Recuerdos de una tragedia anunciada
A la edad en que hablar es una fiesta, una niña descubre de repente que su palabra puede derribar su mundo, provocar la muerte de su padre y de su madre, reducir a la nada su escondite –la casa de los conejos– con todos sus habitantes”, escribe Daniel Pennac en el prólogo de La casa de los conejos, de Laura Alcoba.
Radicada en París a los diez años, Alcoba publicó este libro, en francés, en 2007 (luego sería traducido al español), unos treinta años después de los sucesos que le dieron origen. La “casa de los conejos” del título era el lugar donde vivió en La Plata, en la clandestinidad, junto a su madre y una pareja de militantes montoneros, entre 1975 y 1976. El silencio al que se refiere Pennac es el que aprendió a ejercer durante aquel tiempo, cuando a los ocho años habitaba un mundo en el que, como en un juego, podía elegir el nombre falso que más le gustara, pero en el que no le estaba permitido decir su nombre real a nadie, a riesgo de desencadenar el peor de los desastres.
Valeria Selinger, cineasta, también es argentina y lleva radicada en Francia más de la mitad de su vida. Hace no mucho tiempo descubrió que vivía a pocas cuadras de la casa de Alcoba, en París. El hallazgo no fue azaroso: había leído La casa de los conejos, había vislumbrado una película allí, y se había propuesto establecer algún contacto con la autora del libro.

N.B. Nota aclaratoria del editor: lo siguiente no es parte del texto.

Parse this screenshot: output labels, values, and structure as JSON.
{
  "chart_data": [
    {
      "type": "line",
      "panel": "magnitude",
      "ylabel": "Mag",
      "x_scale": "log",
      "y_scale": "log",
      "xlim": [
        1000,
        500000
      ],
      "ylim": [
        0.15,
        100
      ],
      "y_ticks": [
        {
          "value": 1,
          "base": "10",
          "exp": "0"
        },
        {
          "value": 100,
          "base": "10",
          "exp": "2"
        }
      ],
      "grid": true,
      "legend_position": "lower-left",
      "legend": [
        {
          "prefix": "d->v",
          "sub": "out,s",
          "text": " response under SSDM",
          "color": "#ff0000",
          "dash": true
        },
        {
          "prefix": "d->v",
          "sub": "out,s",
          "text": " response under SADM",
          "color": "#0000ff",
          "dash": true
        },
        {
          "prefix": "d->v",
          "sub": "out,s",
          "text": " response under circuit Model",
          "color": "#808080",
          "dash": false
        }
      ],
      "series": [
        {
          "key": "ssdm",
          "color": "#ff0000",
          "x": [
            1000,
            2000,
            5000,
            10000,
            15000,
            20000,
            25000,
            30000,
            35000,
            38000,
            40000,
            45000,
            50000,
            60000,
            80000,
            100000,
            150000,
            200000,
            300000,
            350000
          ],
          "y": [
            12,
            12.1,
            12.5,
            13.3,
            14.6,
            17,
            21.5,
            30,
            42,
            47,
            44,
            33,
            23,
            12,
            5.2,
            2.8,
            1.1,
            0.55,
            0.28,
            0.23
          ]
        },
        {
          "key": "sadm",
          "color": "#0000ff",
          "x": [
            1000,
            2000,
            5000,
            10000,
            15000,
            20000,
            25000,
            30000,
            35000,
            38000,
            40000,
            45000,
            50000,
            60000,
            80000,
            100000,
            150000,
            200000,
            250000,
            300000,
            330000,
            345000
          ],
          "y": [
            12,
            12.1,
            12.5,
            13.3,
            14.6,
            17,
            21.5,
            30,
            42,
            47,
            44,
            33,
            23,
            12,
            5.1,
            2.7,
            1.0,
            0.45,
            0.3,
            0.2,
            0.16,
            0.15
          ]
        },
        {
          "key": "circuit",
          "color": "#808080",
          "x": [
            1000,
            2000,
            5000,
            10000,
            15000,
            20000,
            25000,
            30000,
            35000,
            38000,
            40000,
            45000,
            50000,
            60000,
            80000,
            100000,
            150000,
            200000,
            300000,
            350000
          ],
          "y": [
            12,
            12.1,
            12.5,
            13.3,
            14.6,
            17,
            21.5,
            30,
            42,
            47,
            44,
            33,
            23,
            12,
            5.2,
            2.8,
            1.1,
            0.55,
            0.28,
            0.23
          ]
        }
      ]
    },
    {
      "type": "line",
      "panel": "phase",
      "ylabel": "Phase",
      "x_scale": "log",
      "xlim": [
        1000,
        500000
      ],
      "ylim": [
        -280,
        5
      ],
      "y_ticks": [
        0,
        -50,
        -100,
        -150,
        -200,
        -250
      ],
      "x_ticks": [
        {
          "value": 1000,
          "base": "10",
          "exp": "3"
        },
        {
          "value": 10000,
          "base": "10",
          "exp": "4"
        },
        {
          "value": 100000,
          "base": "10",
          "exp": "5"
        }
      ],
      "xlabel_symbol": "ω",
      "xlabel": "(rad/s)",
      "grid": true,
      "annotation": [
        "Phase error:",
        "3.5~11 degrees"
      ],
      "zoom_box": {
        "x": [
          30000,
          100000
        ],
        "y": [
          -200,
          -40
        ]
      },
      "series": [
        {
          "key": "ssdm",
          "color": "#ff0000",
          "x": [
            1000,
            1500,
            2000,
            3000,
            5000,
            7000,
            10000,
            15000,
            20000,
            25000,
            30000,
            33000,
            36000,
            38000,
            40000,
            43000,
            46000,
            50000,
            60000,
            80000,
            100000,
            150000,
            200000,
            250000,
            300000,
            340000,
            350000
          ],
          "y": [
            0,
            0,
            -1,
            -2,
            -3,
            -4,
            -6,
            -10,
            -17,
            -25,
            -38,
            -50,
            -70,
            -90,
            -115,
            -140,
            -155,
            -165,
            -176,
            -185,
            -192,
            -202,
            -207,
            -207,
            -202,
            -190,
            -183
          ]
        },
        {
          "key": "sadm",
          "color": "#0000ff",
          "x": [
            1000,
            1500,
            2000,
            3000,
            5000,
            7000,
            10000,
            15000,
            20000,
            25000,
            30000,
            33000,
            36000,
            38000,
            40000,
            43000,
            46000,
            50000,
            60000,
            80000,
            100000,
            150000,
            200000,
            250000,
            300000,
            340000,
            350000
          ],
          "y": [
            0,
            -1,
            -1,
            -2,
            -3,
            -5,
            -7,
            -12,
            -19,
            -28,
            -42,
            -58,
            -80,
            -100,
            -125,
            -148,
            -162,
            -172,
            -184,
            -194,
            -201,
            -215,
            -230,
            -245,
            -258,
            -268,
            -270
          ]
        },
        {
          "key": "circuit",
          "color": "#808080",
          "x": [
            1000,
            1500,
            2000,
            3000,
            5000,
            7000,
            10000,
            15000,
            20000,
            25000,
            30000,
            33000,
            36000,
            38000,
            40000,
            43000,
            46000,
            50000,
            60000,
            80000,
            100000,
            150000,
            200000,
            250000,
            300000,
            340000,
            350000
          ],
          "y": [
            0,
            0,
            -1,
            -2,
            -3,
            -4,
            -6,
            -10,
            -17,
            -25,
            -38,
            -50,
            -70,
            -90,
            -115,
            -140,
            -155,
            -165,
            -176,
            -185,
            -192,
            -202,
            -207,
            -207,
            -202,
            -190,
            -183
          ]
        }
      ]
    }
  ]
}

El resultado de ese encuentro se podrá ver en la Argentina este jueves, y es un film basado en la novela, que lleva su mismo título y donde, además de figuras conocidas como Darío Grandinetti y Miguel Ángel Solá, brillan la pequeña actriz Mora Iramain García y sus ojazos: porque es desde allí, desde esa mirada infantil, desde donde observaremos –como antes leímos– este relato de una tragedia anunciada.
Mora es Laura, el personaje, y es también el eco de la niña que alguna vez fue Laura Alcoba. De la película, a través de algunas intervenciones sonoras y el tono de algunos pasajes narrativos, se desprende un leve resto onírico. Por momentos la protagonista parece deslizarse en el ensueño de un cuento de hadas donde hay prodigiosos cuartos secretos (a los que en el prosaico mundo real llaman “embutes”), galantes caballeros que cuentan historias de cartas robadas, y conejos con virtudes protectoras (aunque no sirvan más que para simular un criadero destinado a encubrir la imprenta de Evita montonera). Pero en todo cuento de hadas hay bosques ominosos, ogros, amenazas. Laura observa y, niña al fin, acepta al mundo adulto como se admite un misterio: una multitud de fragmentos más bien incomprensibles que, simplemente, son lo que son.
Entonces ocurre que algunos viajes se hacen oculta bajo una frazada en el asiento de atrás de un auto; que cada tanto mamá se pone pelucas y ropa que la hacen parecer otra o la merienda se toma –vaso de chocolatada, tostadas con dulce– en la misma mesa donde la gente que te cuida, te mima y te ayuda a hacer los deberes se ocupa de limpiar armas con tesón.
Los adultos que rodean a Laura son terriblemente jóvenes, están terriblemente acorralados. Saben de un modo tácito, imposible de precisar, que tienen los días contados (salvo su madre y Clara Anahí Mariani, beba que aún permanece desaparecida, todos las personas que Laura conoció en la casa de los conejos fueron masacradas en noviembre de 1976).
Miro la película, releo fragmentos del libro; las historias de los setenta tienen un imán del que me cuesta sustraerme. Un dolor largo, difícil, que tanto Alcoba como Selinger transitan sin ceder ni al juicio ni a la complacencia.
Y asoma un indicio: quizás no seamos más que eso que hicimos con las decisiones que nuestros padres nos legaron, las decisiones que legaremos a nuestros hijos. La auténtica marca en el orillo que, como el nombre, nunca se elige.